Sejak negara-negara yang menjadi anggota WTO menerapkan kebijakan neoliberalisme sebagai prinsip yang disyaratkan, jumlah kaum miskin di negara-negara tersebut semakin bertambah. Dalam studi Bank Dunia berdasarkan kajian mereka di 23 negara di tahun 1999, dilaporkan bahwa saat ini terdapat 20,000 orang miskin yang setiap tahunnya ketahanan hidup mereka terus menurun selama 10 tahun terakhir. Di awal penerapan sistem ekonomi neoliberal secara global jumlah kaum miskin meningkat secara drastis. Tingkat kesenjangan antara yang kaya dan yang miskin sudah melampau batas kewajaran. Jutaan kaum miskin di Dunia Ketiga berpenghasilan kurang dari 1 dollar sehari.

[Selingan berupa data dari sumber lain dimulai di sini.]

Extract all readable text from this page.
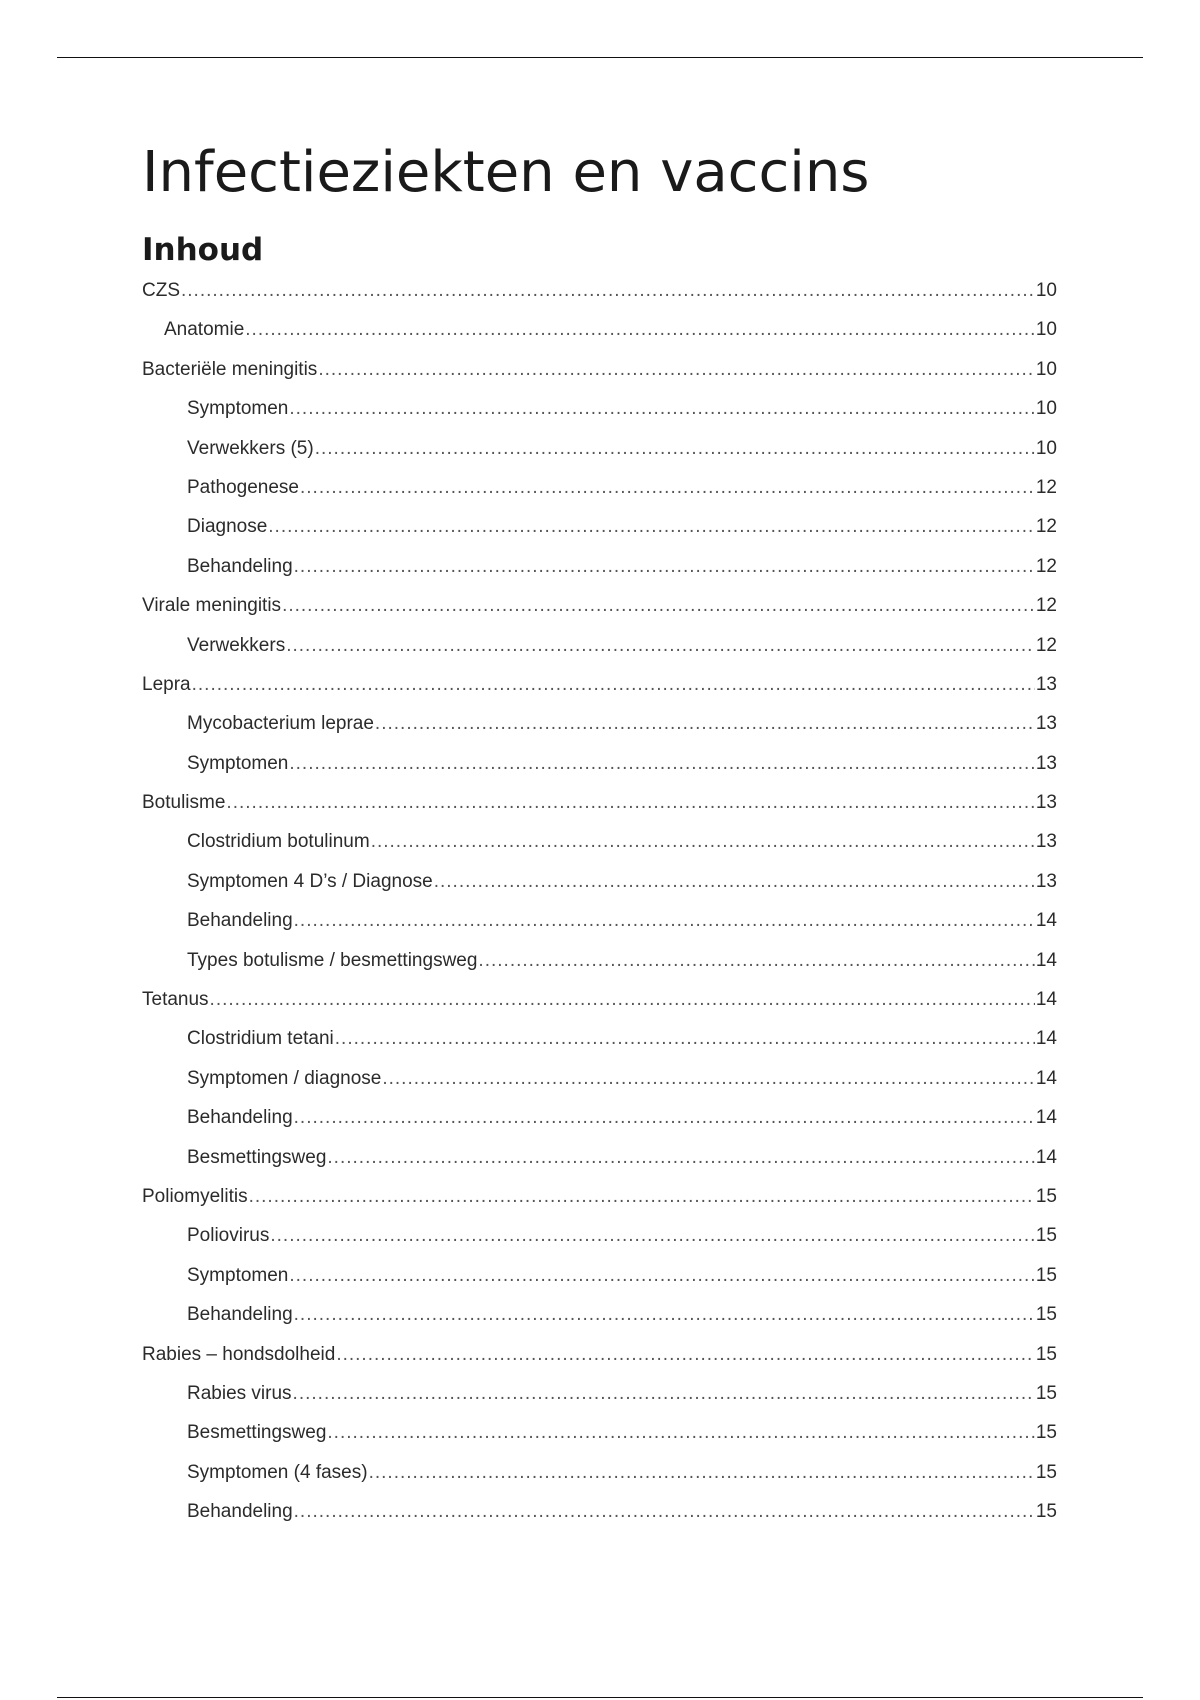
Infectieziekten en vaccins
Inhoud
CZS .....	10
Anatomie .....	10
Bacteriële meningitis .....	10
Symptomen .....	10
Verwekkers (5) .....	10
Pathogenese .....	12
Diagnose .....	12
Behandeling .....	12
Virale meningitis .....	12
Verwekkers .....	12
Lepra .....	13
Mycobacterium leprae .....	13
Symptomen .....	13
Botulisme .....	13
Clostridium botulinum .....	13
Symptomen 4 D’s / Diagnose .....	13
Behandeling .....	14
Types botulisme / besmettingsweg .....	14
Tetanus .....	14
Clostridium tetani .....	14
Symptomen / diagnose .....	14
Behandeling .....	14
Besmettingsweg .....	14
Poliomyelitis .....	15
Poliovirus .....	15
Symptomen .....	15
Behandeling .....	15
Rabies – hondsdolheid .....	15
Rabies virus .....	15
Besmettingsweg .....	15
Symptomen (4 fases) .....	15
Behandeling .....	15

Ironisnya, di Amerika Serikat gaji para manajer perusahaan besar unggulan (perusahaan blue chip—Peny.) yang mencapai jutaan dollar terus meningkat, sementara gaji para buruh malah semakin merosot. Menurut laporan Institute Policy Studies, para manejer Amerika rata-rata gajinya mencapai 517 kali lipat dari gaji para buruh. Sementara mereka menikmati kekayaan yang tak bisa dibayangkan tersebut, di dunia Selatan, tempat sebagian besar perusahan tersebut beroperasi, 200 juta anak balita menderita kurang turun berat badan akibat kurang gizi. Di negara Dunia Ketiga, 14 juta anak meninggal dunia setiap tahunnya karena penyakit yang seharusnya mudah diselesaikan. 100 juta anak dipaksa menjadi tentara selama tahun 1990, dan 6 juta anak menderita luka parah dalam konflik bersenjata. Di belahan bumi bagian Selatan, tempat di mana keuntungan perusahaan besar itu diakumulasi, 800 juta orang setiap malam pergi ke tempat tidur dengan perut lapar.

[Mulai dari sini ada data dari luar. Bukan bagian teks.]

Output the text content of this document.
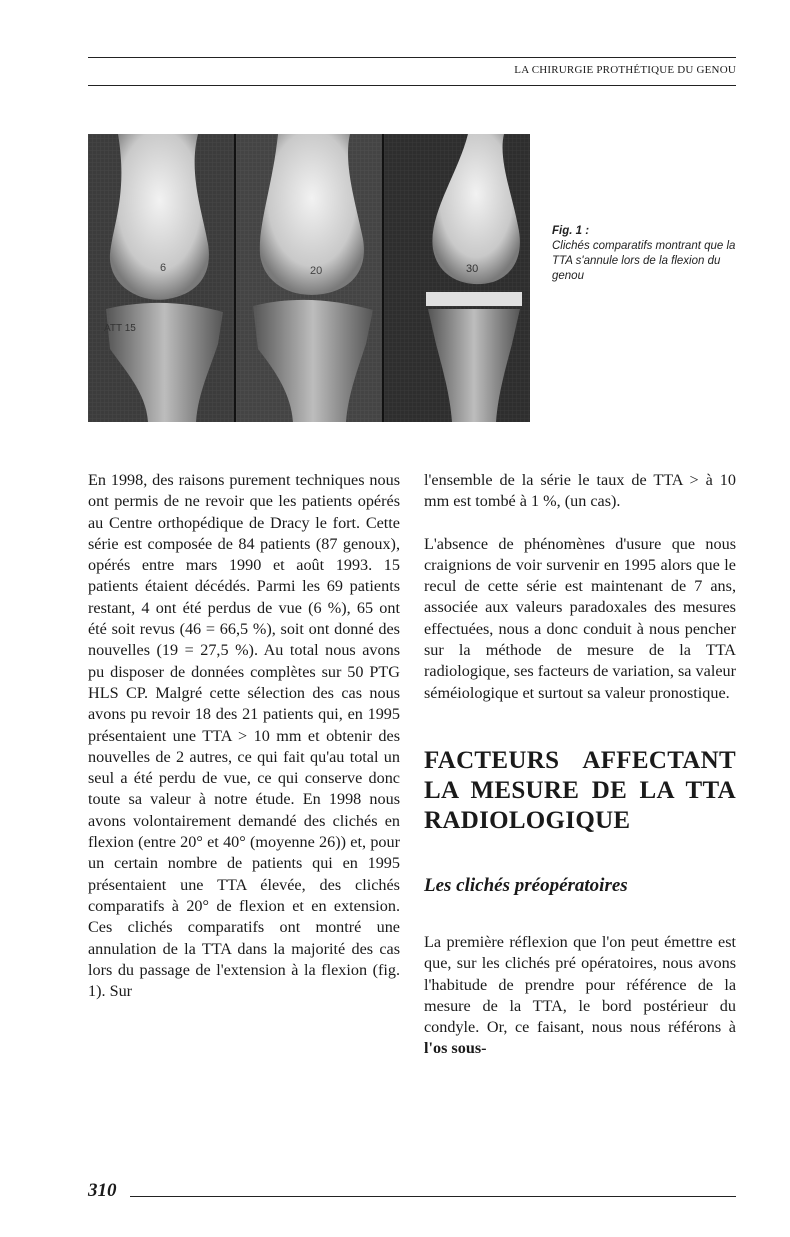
LA CHIRURGIE PROTHÉTIQUE DU GENOU
6
ATT 15
20	30
Fig. 1 :
Clichés comparatifs montrant que la TTA s'annule lors de la flexion du genou

En 1998, des raisons purement techniques nous ont permis de ne revoir que les patients opérés au Centre orthopédique de Dracy le fort. Cette série est composée de 84 patients (87 genoux), opérés entre mars 1990 et août 1993. 15 patients étaient décédés. Parmi les 69 patients restant, 4 ont été perdus de vue (6 %), 65 ont été soit revus (46 = 66,5 %), soit ont donné des nouvelles (19 = 27,5 %). Au total nous avons pu disposer de données complètes sur 50 PTG HLS CP. Malgré cette sélection des cas nous avons pu revoir 18 des 21 patients qui, en 1995 présentaient une TTA > 10 mm et obtenir des nouvelles de 2 autres, ce qui fait qu'au total un seul a été perdu de vue, ce qui conserve donc toute sa valeur à notre étude. En 1998 nous avons volontairement demandé des clichés en flexion (entre 20° et 40° (moyenne 26)) et, pour un certain nombre de patients qui en 1995 présentaient une TTA élevée, des clichés comparatifs à 20° de flexion et en extension. Ces clichés comparatifs ont montré une annulation de la TTA dans la majorité des cas lors du passage de l'extension à la flexion (fig. 1). Sur

l'ensemble de la série le taux de TTA > à 10 mm est tombé à 1 %, (un cas).

L'absence de phénomènes d'usure que nous craignions de voir survenir en 1995 alors que le recul de cette série est maintenant de 7 ans, associée aux valeurs paradoxales des mesures effectuées, nous a donc conduit à nous pencher sur la méthode de mesure de la TTA radiologique, ses facteurs de variation, sa valeur séméiologique et surtout sa valeur pronostique.

FACTEURS AFFECTANT LA MESURE DE LA TTA RADIOLOGIQUE
Les clichés préopératoires

La première réflexion que l'on peut émettre est que, sur les clichés pré opératoires, nous avons l'habitude de prendre pour référence de la mesure de la TTA, le bord postérieur du condyle. Or, ce faisant, nous nous référons à l'os sous-

310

Begitu pula di Indonesia, jika pada tahun-tahun menjelang terjadinya krisis ‘kapitalisme negara’ tahun 1993, sekitar 26 juta orang hidup dalam tingkat kemiskinan yang tidak manusiawi, maka pada tahun-tahun pasca krisis antara tahun 1997-99, dimana kebijakan neoliberalisme telah menggilas fungsi dan peran negara kesejahtaraan, jumlah orang miskin meningkat tajam menjadi 130 juta (Sholte, 2000). Atas dasar itu saya semakin percaya, untuk membebaskan kaum miskin dari kemiskinan mereka, tidak ada jalan lain kecuali bebaskan mereka dari kebijakan neoliberalisme.






[1] Penjelasan lengkap tentang gejala cultural genocide ini dapat dibaca dalam Rittner, dkk., (eds.), 2002, Will Gonocide Ever End, Aegis Trust, UK.